Подобное обобщение, может быть, не совсем правомочно, поскольку здесь нивелируются мистическая и нравственная составляющие молитвы, превращающейся в какой-то духовный гедонизм, но оно, тем не менее, важно как пример ее осмысления в эстетических категориях. Таким образом показывается, что человек не отрицает красоты тварных предметов (как чувственных, так и нечувственных) в соответствии с какими-то убеждениями, а отказывается от меньшей красоты в пользу большей. В этой связи гоголевские сокрушения могут быть представлены в таком виде: «Ах, зачем я познал красоту духовную, так что теперь красота искусства кажется мне блеклой, и я не могу любить его так, как любил раньше, но и оставить не могу, потому как считаю, что только на этом поприще способен принести пользу?» Вероятно, что-то подобное и имел в виду Розанов, утверждая, что «во Христе прогорк мир, и именно от Его сладости»[484]. Собственно, и сама цитируемая статья «О Сладчайшем Иисусе и горьких плодах мира» начинается с обсуждения различных взглядов на творческую судьбу Гоголя…

Итак, на первый взгляд писатель оказался в тупике: для того чтобы творить ему необходимо было нравственное очищение, а нравственное очищение требовало отсечения воображения и вместе с ним творчества.

Однако, путь, выводящий из этого тупика, все же был. Вел он, правда, вверх по отвесной стене, но многим христианским «поэтам» прошлого, тем не менее, удавалось по нему пройти. Феофан Затворник пишет: «Лучше бывает, когда кто, утвердившись жить в Боге в удалении от мира, исходит или вызывается потом в общую жизнь на делание. В том жизнь по Богу имеет особое действие, тот есть представитель Бога для людей…»[485]

В качестве одного из наиболее ярких примеров можно привести историю преп. Иоанна Дамаскина. Как известно из жития, Иоанн поступил в монастырь, будучи уже прославленным стихотворцем. Но старец, взявшийся осуществлять его духовное руководство, начал с того, что наложил на поэта обет творческого молчания, который тот соблюдал в течение нескольких лет. Нарушил он его лишь под воздействием уговоров одного своего приятеля, у которого незадолго до этого умер друг, и который просил Дамаскина сочинить надгробное стихотворение, читая которое он мог бы излить тоску, разрывавшую его сердце. За ослушание Иоанн был строго наказан: своими руками он должен был вычистить все нечистоты в монастыре. И лишь после того, как он это сделал, его духовнику во сне явилась Пресвятая Богородица и велела «не заграждать более источника живой воды» и вновь предоставить поэту творческую свободу.

Если бы подобное послушание проявил Гоголь, то и его история, вероятно, могла бы закончиться более удачно. Но для того чтобы приступить к очищению, нужно было на неопределенный срок не только бросить «имя литератора», но и самые мысли о том, чтобы когда-нибудь потом его подобрать. Потому что иначе возникает порыв подобрать его всякий раз, как только мелькнет в голове слабый отблеск мысли.

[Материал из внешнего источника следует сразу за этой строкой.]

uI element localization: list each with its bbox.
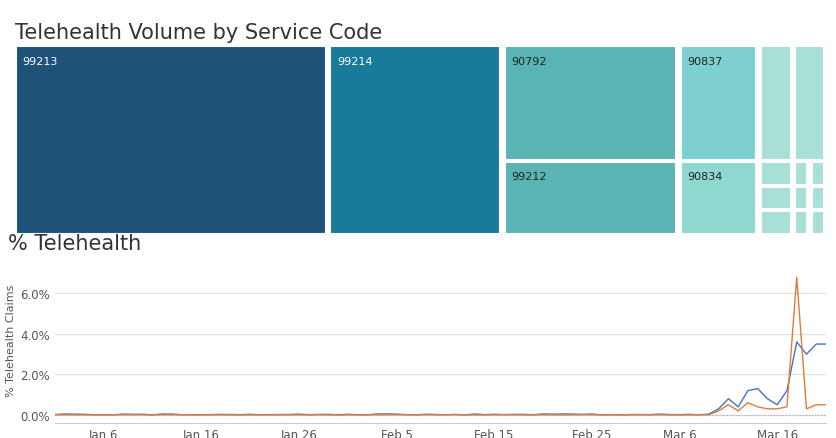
FancyBboxPatch shape xyxy=(761,162,791,186)
Text: % Telehealth: % Telehealth xyxy=(8,233,141,253)
FancyBboxPatch shape xyxy=(812,162,823,186)
Text: 90834: 90834 xyxy=(688,172,723,181)
FancyBboxPatch shape xyxy=(795,162,808,186)
Text: 90837: 90837 xyxy=(688,57,723,67)
Text: 99213: 99213 xyxy=(23,57,58,67)
FancyBboxPatch shape xyxy=(795,187,808,210)
FancyBboxPatch shape xyxy=(795,47,823,161)
FancyBboxPatch shape xyxy=(761,47,791,161)
FancyBboxPatch shape xyxy=(761,187,791,210)
Text: Telehealth Volume by Service Code: Telehealth Volume by Service Code xyxy=(15,23,382,42)
FancyBboxPatch shape xyxy=(812,187,823,210)
Text: 90792: 90792 xyxy=(511,57,547,67)
Text: 99214: 99214 xyxy=(337,57,373,67)
FancyBboxPatch shape xyxy=(681,162,756,234)
FancyBboxPatch shape xyxy=(761,211,791,234)
FancyBboxPatch shape xyxy=(795,211,808,234)
Text: 99212: 99212 xyxy=(511,172,547,181)
FancyBboxPatch shape xyxy=(812,211,823,234)
FancyBboxPatch shape xyxy=(505,162,676,234)
Y-axis label: % Telehealth Claims: % Telehealth Claims xyxy=(6,284,16,396)
FancyBboxPatch shape xyxy=(330,47,500,234)
FancyBboxPatch shape xyxy=(16,47,326,234)
FancyBboxPatch shape xyxy=(505,47,676,161)
FancyBboxPatch shape xyxy=(681,47,756,161)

Приведя свою душу лишь в неустойчивое равновесие, ощутив внутри некое хрупкое спокойствие и только расслышав слабый отзвук того, как звучит тишина, человек не удерживается от искушения все это выразить. Хоть он и сознает на каком-то уровне, что голос, зазывающий бросить молитву и броситься записывать свои (?) блестящие мысли о ней, не может быть гласом свыше, признание за собой способности что-то сказать ему льстит, и он на эту лесть поддается.

Когда же начинает свои откровения выражать, то снова впускает в душу образы и снова теряет чистоту ума, так и не успев в ней утвердиться и, следовательно, получить от нее какие-либо серьезные плоды. Растратив небольшой запас вновь приобретенного, он не только осознает, что вернулся в свое прежнее рассеянное состояние, но еще и испытывает муки совести, чувствуя себя как унтер-офицерская вдова, которая «сама себя высекла»[486]. И так по кругу, пока душа не измучается вконец…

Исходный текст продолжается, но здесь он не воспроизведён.